L’impatto psicologico del Covid-19 sulla popolazione

L’11 marzo 2020 l’Organizzazione Mondiale della Sanità ha dichiarato che, a causa della velocità e della dimensione del contagio, il focolaio internazionale di infezione da Coronavirus SARS-COV 2 può essere considerato una pandemia a tutti gli effetti (OMS,
2020).
Data l’entità delle vittime e delle problematiche correlate che sono emerse, il fenomeno è stato fatto rientrare all’interno della classificazione delle maxi-emergenze (Pietrantoni et al. 2008; Caviglia, Felaco et al. 2012), ovvero quegli eventi imprevedibili e dannosi che destabilizzano il normale ordine delle cose e provocano ingenti vittime.
La psicologia delle emergenze, con i suoi interventi sul campo e non, si occupa per l’appunto di supportare le persone nelle situazioni di forte criticità; con il termine vittime non si considerano solamente coloro che sono direttamente coinvolti nel disastro, ovvero le vittime primarie, ma si fa riferimento anche ai familiari di coloro che sono stati direttamente toccati dall’evento (vittime secondarie) e tutti i soccorritori insieme all’intera
comunità (vittime terziarie o vicarie) (Pietrantoni, Prati & Palestini, 2008; Sbattella & Tettamanzi, 2013; Caviglia, Felaco & Nardiello, 2012).
Siccome il Covid-19 ha provocato profonde ripercussioni nella sfera psicologica e sociale delle persone (Burioni, 2020; Gritti, 2020; Gritti et al., 2020) occorre sottolineare come il supporto alla popolazione, inteso sia come supporto collettivo che individuale, può essere considerato un utile strumento per contenere e/o contrastare l’insorgenza di psicopatologie stress-correlate (Caviglia et al., 2021; Pietrantoni et al., 2008; American Psychiatric Association, 2013; ICD-10, 1994).
A tal proposito sono state effettuate delle ricerche in Cina (Yao, Chen & Xu 2020; Li e coll.,2020; Codagnone & Gomez, 2020) dalle quali emerge che le dinamiche conseguenziali all’emergenza comprendono: stati d’ansia generalizzati, attacchi di panico, difficoltà nel sonno e slatentizzazione di problematiche pregresse (Wang e coll., 2020; Wang e coll., 2020b); tali risultati sono in linea con quanto presente nella letteratura sull’intervento
psicologico nella maxi-emergenza (War Trauma Foundation, 2010).
Numerosi studiosi si sono occupati di approfondire ed elaborare teorie relative lo Stress e le sue conseguenti reazioni; sintetizzando brevemente il concetto si può dire che: nel
momento in cui una persona percepisce una minaccia passa da un primo stato di attivazione ad uno di freezing
(Porges, 2018).
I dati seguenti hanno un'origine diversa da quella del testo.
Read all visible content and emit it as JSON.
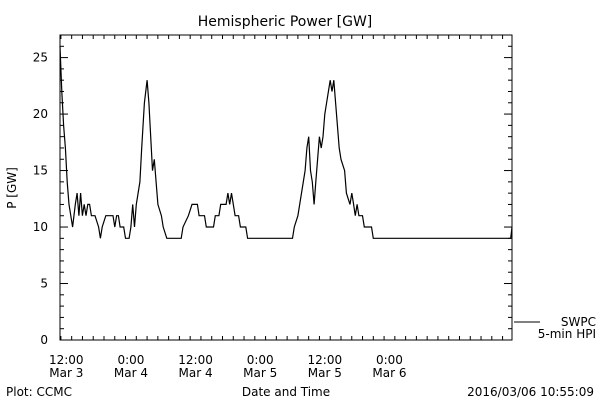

Nelle situazioni traumatiche o di Stress Cronico il sistema nervoso autonomo è impegnato ad attivare meccanismi di difesa, i quali, a lungo andare, potrebbero essere dannosi per la salute psicofisica, in quanto viene
a mancare un equilibrio tra i diversi circuiti del Sistema Nervoso Autonomo
(Porges, 2018).
Sulla base di quanto detto sin ora, la ricerca intervento effettuata da un gruppo di psicologi, operanti prevalentemente nella provincia di Salerno e provincie limitrofe, ha avuto due obiettivi principali: supportare la popolazione, dato il periodo delicato di emergenza pandemica, e monitorare, in termini epidemiologici, l’evoluzione della psicopatologia dall’inizio del lockdown alla fase successive di allentamento.
Il metodo che è stato utilizzato prevedeva fa formazione di un tavolo tecnico, composto da 40 psicologi e psicoterapeuti di diverso orientamento (alcuni specializzati in psicologia delle emergenze e altri in EMDR), i quali offrivano supporto alla popolazione attraverso
uno sportello d’ascolto telematico; tale supporto, che faceva riferimento ad un protocollo costruito ad hoc, aveva una durata di 15-30 minuti, allo scopo di contenere e mitigare la tensione e lo stress attraverso la condivisione del proprio vissuto emergenziale e di ridurre il senso di isolamento (Tabucco et al., 2007).
Il protocollo che è stato utilizzato era così composto:

  • Presentazione del professionista e del setting telematico.
  • Indagine socio-epidemiologica ed esplorativa.
  • Supporto psicologico finalizzato alla normalizzazione delle emozioni.
  • Rafforzamento delle risorse personali ed invito a tornare ad una più regolare organizzazione della routine quotidiana.
  • Conclusione della telefonata (con possibilità di richiamare con un massimo di tre telefonate)
  • Compilazione, da parte del professionista, di una scheda per annotare tutti i sintomi e gli stati psichici emersi durante il colloquio nel rispetto
    dell’anonimato (Frati, 2004; Zucconi, 2002).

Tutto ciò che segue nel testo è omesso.